The amendment to the budget as part of SB 1826 would expand the ESA voucher program, which currently serves about 10,000 students, making it available to an exponentially larger group.
Under the expansion plan passed by the Senate, the Department of Education and the Joint Legislative Budget Committee estimated the number of eligible students would jump to between 716,000 and 720,000 students.
The ESA expansion was tucked into a 195-page amendment sponsored by Senate President Karen Fann, R-Prescott.
In 2018, Arizona voters decisively repealed a similar expansion of school vouchers to all students by a 65% to 35% margin.
The move shines a huge spotlight on two Republicans who have opposed voucher expansion in the past: Rep. Michelle Udall, of Mesa and Rep. Joel John of Buckeye.
Inclusion as part of the budget could be a power move to try to force their votes on the ESA expansion or be blamed for the failure of the budget in the waning days of the Legislature that is pushing up against a constitutionally mandated June 30 budget deadline.
But the author of this year’s expansion bill, Sen.

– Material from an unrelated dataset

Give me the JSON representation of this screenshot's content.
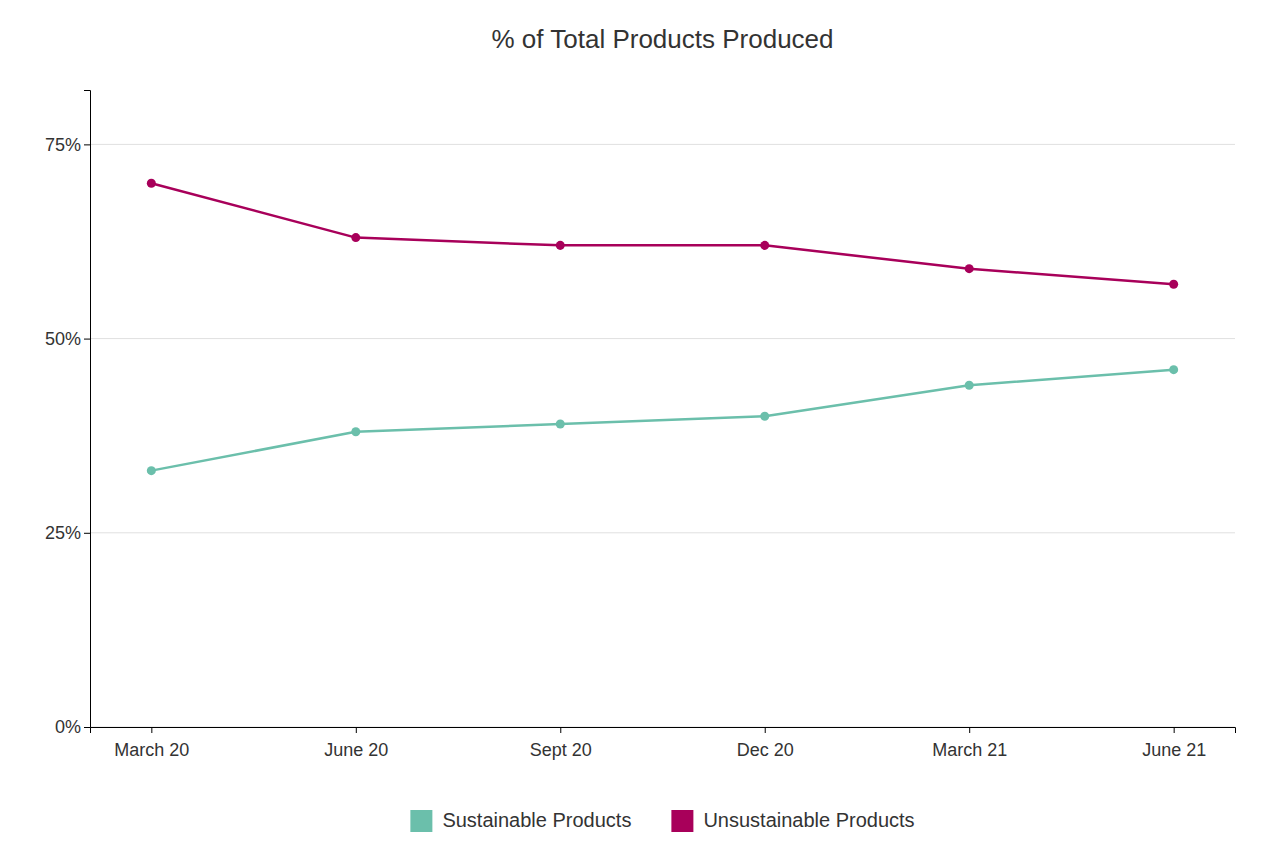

Paul Boyer, R-Phoenix, said he felt that Udall and John would both vote against the budget if it contained the ESA expansion.
Boyer said Udall told him Tuesday that she was “dug in” on opposition to the ESA expansion.

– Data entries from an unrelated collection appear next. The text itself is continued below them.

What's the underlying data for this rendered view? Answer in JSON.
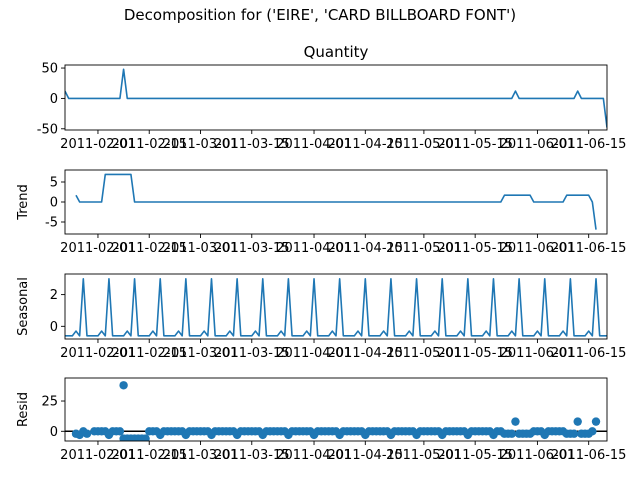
{
  "figure": {
    "suptitle": "Decomposition for ('EIRE', 'CARD BILLBOARD FONT')",
    "line_color": "#1f77b4",
    "marker_color": "#1f77b4",
    "zero_line_color": "#000000"
  },
  "chart_data": [
    {
      "type": "line",
      "title": "Quantity",
      "ylabel": "",
      "xlim": [
        "2011-01-23",
        "2011-06-20"
      ],
      "ylim": [
        -52,
        55
      ],
      "yticks": [
        -50,
        0,
        50
      ],
      "xticks": [
        "2011-02-01",
        "2011-02-15",
        "2011-03-01",
        "2011-03-15",
        "2011-04-01",
        "2011-04-15",
        "2011-05-01",
        "2011-05-15",
        "2011-06-01",
        "2011-06-15"
      ],
      "grid": false,
      "series": [
        {
          "points": [
            [
              "2011-01-23",
              12
            ],
            [
              "2011-01-24",
              0
            ],
            [
              "2011-02-07",
              0
            ],
            [
              "2011-02-08",
              48
            ],
            [
              "2011-02-09",
              0
            ],
            [
              "2011-05-25",
              0
            ],
            [
              "2011-05-26",
              12
            ],
            [
              "2011-05-27",
              0
            ],
            [
              "2011-06-11",
              0
            ],
            [
              "2011-06-12",
              12
            ],
            [
              "2011-06-13",
              0
            ],
            [
              "2011-06-19",
              0
            ],
            [
              "2011-06-20",
              -48
            ]
          ]
        }
      ]
    },
    {
      "type": "line",
      "title": "",
      "ylabel": "Trend",
      "xlim": [
        "2011-01-23",
        "2011-06-20"
      ],
      "ylim": [
        -8,
        8
      ],
      "yticks": [
        -5,
        0,
        5
      ],
      "xticks": [
        "2011-02-01",
        "2011-02-15",
        "2011-03-01",
        "2011-03-15",
        "2011-04-01",
        "2011-04-15",
        "2011-05-01",
        "2011-05-15",
        "2011-06-01",
        "2011-06-15"
      ],
      "grid": false,
      "series": [
        {
          "points": [
            [
              "2011-01-26",
              1.7
            ],
            [
              "2011-01-27",
              0
            ],
            [
              "2011-02-02",
              0
            ],
            [
              "2011-02-03",
              6.9
            ],
            [
              "2011-02-10",
              6.9
            ],
            [
              "2011-02-11",
              0
            ],
            [
              "2011-05-22",
              0
            ],
            [
              "2011-05-23",
              1.7
            ],
            [
              "2011-05-30",
              1.7
            ],
            [
              "2011-05-31",
              0
            ],
            [
              "2011-06-08",
              0
            ],
            [
              "2011-06-09",
              1.7
            ],
            [
              "2011-06-15",
              1.7
            ],
            [
              "2011-06-16",
              0
            ],
            [
              "2011-06-17",
              -6.9
            ]
          ]
        }
      ]
    },
    {
      "type": "line",
      "title": "",
      "ylabel": "Seasonal",
      "xlim": [
        "2011-01-23",
        "2011-06-20"
      ],
      "ylim": [
        -0.8,
        3.3
      ],
      "yticks": [
        0,
        2
      ],
      "xticks": [
        "2011-02-01",
        "2011-02-15",
        "2011-03-01",
        "2011-03-15",
        "2011-04-01",
        "2011-04-15",
        "2011-05-01",
        "2011-05-15",
        "2011-06-01",
        "2011-06-15"
      ],
      "grid": false,
      "series": [
        {
          "start": "2011-01-23",
          "period": 7,
          "cycles": 22,
          "pattern": [
            -0.6,
            -0.6,
            -0.6,
            -0.3,
            -0.6,
            3.0,
            -0.6
          ]
        }
      ]
    },
    {
      "type": "scatter",
      "title": "",
      "ylabel": "Resid",
      "xlim": [
        "2011-01-23",
        "2011-06-20"
      ],
      "ylim": [
        -8,
        44
      ],
      "yticks": [
        0,
        25
      ],
      "xticks": [
        "2011-02-01",
        "2011-02-15",
        "2011-03-01",
        "2011-03-15",
        "2011-04-01",
        "2011-04-15",
        "2011-05-01",
        "2011-05-15",
        "2011-06-01",
        "2011-06-15"
      ],
      "grid": false,
      "zero_line": true,
      "series": [
        {
          "points": [
            [
              "2011-01-26",
              -2
            ],
            [
              "2011-01-27",
              -3
            ],
            [
              "2011-01-28",
              0
            ],
            [
              "2011-01-29",
              -2
            ],
            [
              "2011-01-31",
              0
            ],
            [
              "2011-02-01",
              0
            ],
            [
              "2011-02-02",
              0
            ],
            [
              "2011-02-03",
              0
            ],
            [
              "2011-02-04",
              -3
            ],
            [
              "2011-02-05",
              0
            ],
            [
              "2011-02-06",
              0
            ],
            [
              "2011-02-07",
              0
            ],
            [
              "2011-02-08",
              -6
            ],
            [
              "2011-02-09",
              -6
            ],
            [
              "2011-02-10",
              -6
            ],
            [
              "2011-02-11",
              -6
            ],
            [
              "2011-02-08",
              38
            ],
            [
              "2011-02-12",
              -6
            ],
            [
              "2011-02-13",
              -6
            ],
            [
              "2011-02-14",
              -6
            ],
            [
              "2011-02-15",
              0
            ],
            [
              "2011-02-16",
              0
            ],
            [
              "2011-02-17",
              0
            ],
            [
              "2011-02-18",
              -3
            ],
            [
              "2011-02-19",
              0
            ],
            [
              "2011-02-20",
              0
            ],
            [
              "2011-02-21",
              0
            ],
            [
              "2011-02-22",
              0
            ],
            [
              "2011-02-23",
              0
            ],
            [
              "2011-02-24",
              0
            ],
            [
              "2011-02-25",
              -3
            ],
            [
              "2011-02-26",
              0
            ],
            [
              "2011-02-27",
              0
            ],
            [
              "2011-02-28",
              0
            ],
            [
              "2011-03-01",
              0
            ],
            [
              "2011-03-02",
              0
            ],
            [
              "2011-03-03",
              0
            ],
            [
              "2011-03-04",
              -3
            ],
            [
              "2011-03-05",
              0
            ],
            [
              "2011-03-06",
              0
            ],
            [
              "2011-03-07",
              0
            ],
            [
              "2011-03-08",
              0
            ],
            [
              "2011-03-09",
              0
            ],
            [
              "2011-03-10",
              0
            ],
            [
              "2011-03-11",
              -3
            ],
            [
              "2011-03-12",
              0
            ],
            [
              "2011-03-13",
              0
            ],
            [
              "2011-03-14",
              0
            ],
            [
              "2011-03-15",
              0
            ],
            [
              "2011-03-16",
              0
            ],
            [
              "2011-03-17",
              0
            ],
            [
              "2011-03-18",
              -3
            ],
            [
              "2011-03-19",
              0
            ],
            [
              "2011-03-20",
              0
            ],
            [
              "2011-03-21",
              0
            ],
            [
              "2011-03-22",
              0
            ],
            [
              "2011-03-23",
              0
            ],
            [
              "2011-03-24",
              0
            ],
            [
              "2011-03-25",
              -3
            ],
            [
              "2011-03-26",
              0
            ],
            [
              "2011-03-27",
              0
            ],
            [
              "2011-03-28",
              0
            ],
            [
              "2011-03-29",
              0
            ],
            [
              "2011-03-30",
              0
            ],
            [
              "2011-03-31",
              0
            ],
            [
              "2011-04-01",
              -3
            ],
            [
              "2011-04-02",
              0
            ],
            [
              "2011-04-03",
              0
            ],
            [
              "2011-04-04",
              0
            ],
            [
              "2011-04-05",
              0
            ],
            [
              "2011-04-06",
              0
            ],
            [
              "2011-04-07",
              0
            ],
            [
              "2011-04-08",
              -3
            ],
            [
              "2011-04-09",
              0
            ],
            [
              "2011-04-10",
              0
            ],
            [
              "2011-04-11",
              0
            ],
            [
              "2011-04-12",
              0
            ],
            [
              "2011-04-13",
              0
            ],
            [
              "2011-04-14",
              0
            ],
            [
              "2011-04-15",
              -3
            ],
            [
              "2011-04-16",
              0
            ],
            [
              "2011-04-17",
              0
            ],
            [
              "2011-04-18",
              0
            ],
            [
              "2011-04-19",
              0
            ],
            [
              "2011-04-20",
              0
            ],
            [
              "2011-04-21",
              0
            ],
            [
              "2011-04-22",
              -3
            ],
            [
              "2011-04-23",
              0
            ],
            [
              "2011-04-24",
              0
            ],
            [
              "2011-04-25",
              0
            ],
            [
              "2011-04-26",
              0
            ],
            [
              "2011-04-27",
              0
            ],
            [
              "2011-04-28",
              0
            ],
            [
              "2011-04-29",
              -3
            ],
            [
              "2011-04-30",
              0
            ],
            [
              "2011-05-01",
              0
            ],
            [
              "2011-05-02",
              0
            ],
            [
              "2011-05-03",
              0
            ],
            [
              "2011-05-04",
              0
            ],
            [
              "2011-05-05",
              0
            ],
            [
              "2011-05-06",
              -3
            ],
            [
              "2011-05-07",
              0
            ],
            [
              "2011-05-08",
              0
            ],
            [
              "2011-05-09",
              0
            ],
            [
              "2011-05-10",
              0
            ],
            [
              "2011-05-11",
              0
            ],
            [
              "2011-05-12",
              0
            ],
            [
              "2011-05-13",
              -3
            ],
            [
              "2011-05-14",
              0
            ],
            [
              "2011-05-15",
              0
            ],
            [
              "2011-05-16",
              0
            ],
            [
              "2011-05-17",
              0
            ],
            [
              "2011-05-18",
              0
            ],
            [
              "2011-05-19",
              0
            ],
            [
              "2011-05-20",
              -3
            ],
            [
              "2011-05-21",
              0
            ],
            [
              "2011-05-22",
              0
            ],
            [
              "2011-05-23",
              -2
            ],
            [
              "2011-05-24",
              -2
            ],
            [
              "2011-05-25",
              -2
            ],
            [
              "2011-05-26",
              8
            ],
            [
              "2011-05-27",
              -2
            ],
            [
              "2011-05-28",
              -2
            ],
            [
              "2011-05-29",
              -2
            ],
            [
              "2011-05-30",
              -2
            ],
            [
              "2011-05-31",
              0
            ],
            [
              "2011-06-01",
              0
            ],
            [
              "2011-06-02",
              0
            ],
            [
              "2011-06-03",
              -3
            ],
            [
              "2011-06-04",
              0
            ],
            [
              "2011-06-05",
              0
            ],
            [
              "2011-06-06",
              0
            ],
            [
              "2011-06-07",
              0
            ],
            [
              "2011-06-08",
              0
            ],
            [
              "2011-06-09",
              -2
            ],
            [
              "2011-06-10",
              -2
            ],
            [
              "2011-06-11",
              -2
            ],
            [
              "2011-06-12",
              8
            ],
            [
              "2011-06-13",
              -2
            ],
            [
              "2011-06-14",
              -2
            ],
            [
              "2011-06-15",
              -2
            ],
            [
              "2011-06-16",
              0
            ],
            [
              "2011-06-17",
              8
            ]
          ]
        }
      ]
    }
  ]
}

“She told me she’s not voting for the K-12 BRB (budget bill) if ESAs are in it,” Boyer said. “But there’s so much more in there that she supports.”

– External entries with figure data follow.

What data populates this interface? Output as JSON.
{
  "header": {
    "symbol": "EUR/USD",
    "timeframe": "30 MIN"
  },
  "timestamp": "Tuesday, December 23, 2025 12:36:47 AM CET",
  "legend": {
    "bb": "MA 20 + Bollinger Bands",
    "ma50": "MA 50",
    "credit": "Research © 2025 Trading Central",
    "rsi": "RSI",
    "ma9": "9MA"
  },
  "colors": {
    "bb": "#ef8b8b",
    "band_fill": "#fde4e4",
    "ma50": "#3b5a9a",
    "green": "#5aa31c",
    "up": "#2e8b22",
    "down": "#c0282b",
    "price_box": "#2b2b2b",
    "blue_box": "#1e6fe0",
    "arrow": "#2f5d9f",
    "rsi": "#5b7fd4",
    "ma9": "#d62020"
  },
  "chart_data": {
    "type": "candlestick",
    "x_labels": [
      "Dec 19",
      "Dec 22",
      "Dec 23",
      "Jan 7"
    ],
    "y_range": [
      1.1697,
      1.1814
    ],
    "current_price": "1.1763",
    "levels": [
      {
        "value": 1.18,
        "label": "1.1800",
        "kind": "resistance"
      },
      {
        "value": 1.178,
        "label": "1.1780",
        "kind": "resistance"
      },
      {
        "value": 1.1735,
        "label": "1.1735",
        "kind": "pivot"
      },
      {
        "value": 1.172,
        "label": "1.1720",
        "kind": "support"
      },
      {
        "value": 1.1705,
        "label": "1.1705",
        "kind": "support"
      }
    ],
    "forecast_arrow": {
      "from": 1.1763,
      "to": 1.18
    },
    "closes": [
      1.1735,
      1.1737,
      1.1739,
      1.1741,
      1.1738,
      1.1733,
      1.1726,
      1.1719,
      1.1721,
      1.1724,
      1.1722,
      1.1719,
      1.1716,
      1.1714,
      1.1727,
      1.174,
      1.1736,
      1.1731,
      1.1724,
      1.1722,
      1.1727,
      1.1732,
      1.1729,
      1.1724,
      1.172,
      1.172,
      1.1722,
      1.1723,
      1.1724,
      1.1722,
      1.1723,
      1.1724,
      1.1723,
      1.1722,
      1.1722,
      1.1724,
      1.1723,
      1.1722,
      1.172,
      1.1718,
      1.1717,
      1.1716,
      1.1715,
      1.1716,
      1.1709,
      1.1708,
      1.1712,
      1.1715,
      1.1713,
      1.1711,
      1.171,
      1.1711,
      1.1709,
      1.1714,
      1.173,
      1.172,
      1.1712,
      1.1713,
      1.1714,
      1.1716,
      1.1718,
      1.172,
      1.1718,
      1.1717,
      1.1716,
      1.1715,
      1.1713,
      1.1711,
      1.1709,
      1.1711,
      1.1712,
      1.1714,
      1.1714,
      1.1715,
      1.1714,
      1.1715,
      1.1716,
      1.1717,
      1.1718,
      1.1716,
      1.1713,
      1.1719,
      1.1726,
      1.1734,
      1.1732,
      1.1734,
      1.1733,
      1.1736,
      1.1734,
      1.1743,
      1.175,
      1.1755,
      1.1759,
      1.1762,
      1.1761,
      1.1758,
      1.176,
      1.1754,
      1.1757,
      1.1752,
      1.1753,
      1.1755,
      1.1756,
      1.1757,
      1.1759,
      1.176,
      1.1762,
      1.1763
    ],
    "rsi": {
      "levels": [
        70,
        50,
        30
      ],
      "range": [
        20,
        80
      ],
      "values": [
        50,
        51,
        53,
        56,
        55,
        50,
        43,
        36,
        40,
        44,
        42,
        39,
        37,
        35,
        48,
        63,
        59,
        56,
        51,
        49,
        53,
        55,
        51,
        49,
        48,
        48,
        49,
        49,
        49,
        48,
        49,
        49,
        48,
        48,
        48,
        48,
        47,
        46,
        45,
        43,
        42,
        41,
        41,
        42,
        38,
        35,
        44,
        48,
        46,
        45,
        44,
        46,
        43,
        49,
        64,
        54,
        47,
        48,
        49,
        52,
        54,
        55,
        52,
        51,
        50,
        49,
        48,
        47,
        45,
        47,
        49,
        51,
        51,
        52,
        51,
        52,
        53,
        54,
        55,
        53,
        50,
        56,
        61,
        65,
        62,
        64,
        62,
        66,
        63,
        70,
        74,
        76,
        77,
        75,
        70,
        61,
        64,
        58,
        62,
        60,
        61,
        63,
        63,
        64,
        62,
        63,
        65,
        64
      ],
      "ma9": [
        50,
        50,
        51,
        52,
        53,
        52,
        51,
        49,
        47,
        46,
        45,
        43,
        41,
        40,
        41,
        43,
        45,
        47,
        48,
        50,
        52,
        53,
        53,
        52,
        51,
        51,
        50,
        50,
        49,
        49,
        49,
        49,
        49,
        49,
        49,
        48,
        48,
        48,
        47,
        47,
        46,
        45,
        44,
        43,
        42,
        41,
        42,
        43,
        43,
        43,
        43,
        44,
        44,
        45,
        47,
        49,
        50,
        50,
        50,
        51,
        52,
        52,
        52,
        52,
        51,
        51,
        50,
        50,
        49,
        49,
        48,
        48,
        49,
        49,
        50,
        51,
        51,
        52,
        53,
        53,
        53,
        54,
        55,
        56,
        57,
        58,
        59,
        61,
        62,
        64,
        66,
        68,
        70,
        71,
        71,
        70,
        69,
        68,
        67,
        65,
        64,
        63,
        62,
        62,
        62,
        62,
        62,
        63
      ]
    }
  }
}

Boyer pointed to Udall’s bill that was also added to the budget that would penalize schools if they had classroom lessons that held up any race, ethnic group or sex as superior to any other. It is widely seen as a way to prevent instruction that puts racism and sexism in a wider historical context.
Udall didn’t respond to calls and texts for comment. John declined to comment, but previous indications point to him being a no vote on the voucher bill.
Boyer, a public charter school teacher, said the bill was primarily about helping mainly minority students from low-income and high-poverty areas that are stuck in failing schools. But students who attend failing schools can already use the ESA program.
Currently, only students from six narrow categories can access ESAs, including those in failing schools, along with foster children, special needs children, children on Indian reservations, children of military families and siblings of students in the ESA program.
The expansion bill would add any student who receives free or reducedprice lunch and any whose parent is a veteran of the U.S. Armed Forces.
In addition to expanding the pool of those applicable, the expansion waives the requirement that a student spend the first 100 days of the previous school year in public school. Now they would only need to spend any 30 day period in a public school and could then move to a private school.
Dawn Penich-Thacker, spokeswoman for Save Our Schools Arizona, called the expansion part of the Legislature’s “egregious and blatant gutting of public education at the a time when the state has over a billion dollars of surplus.”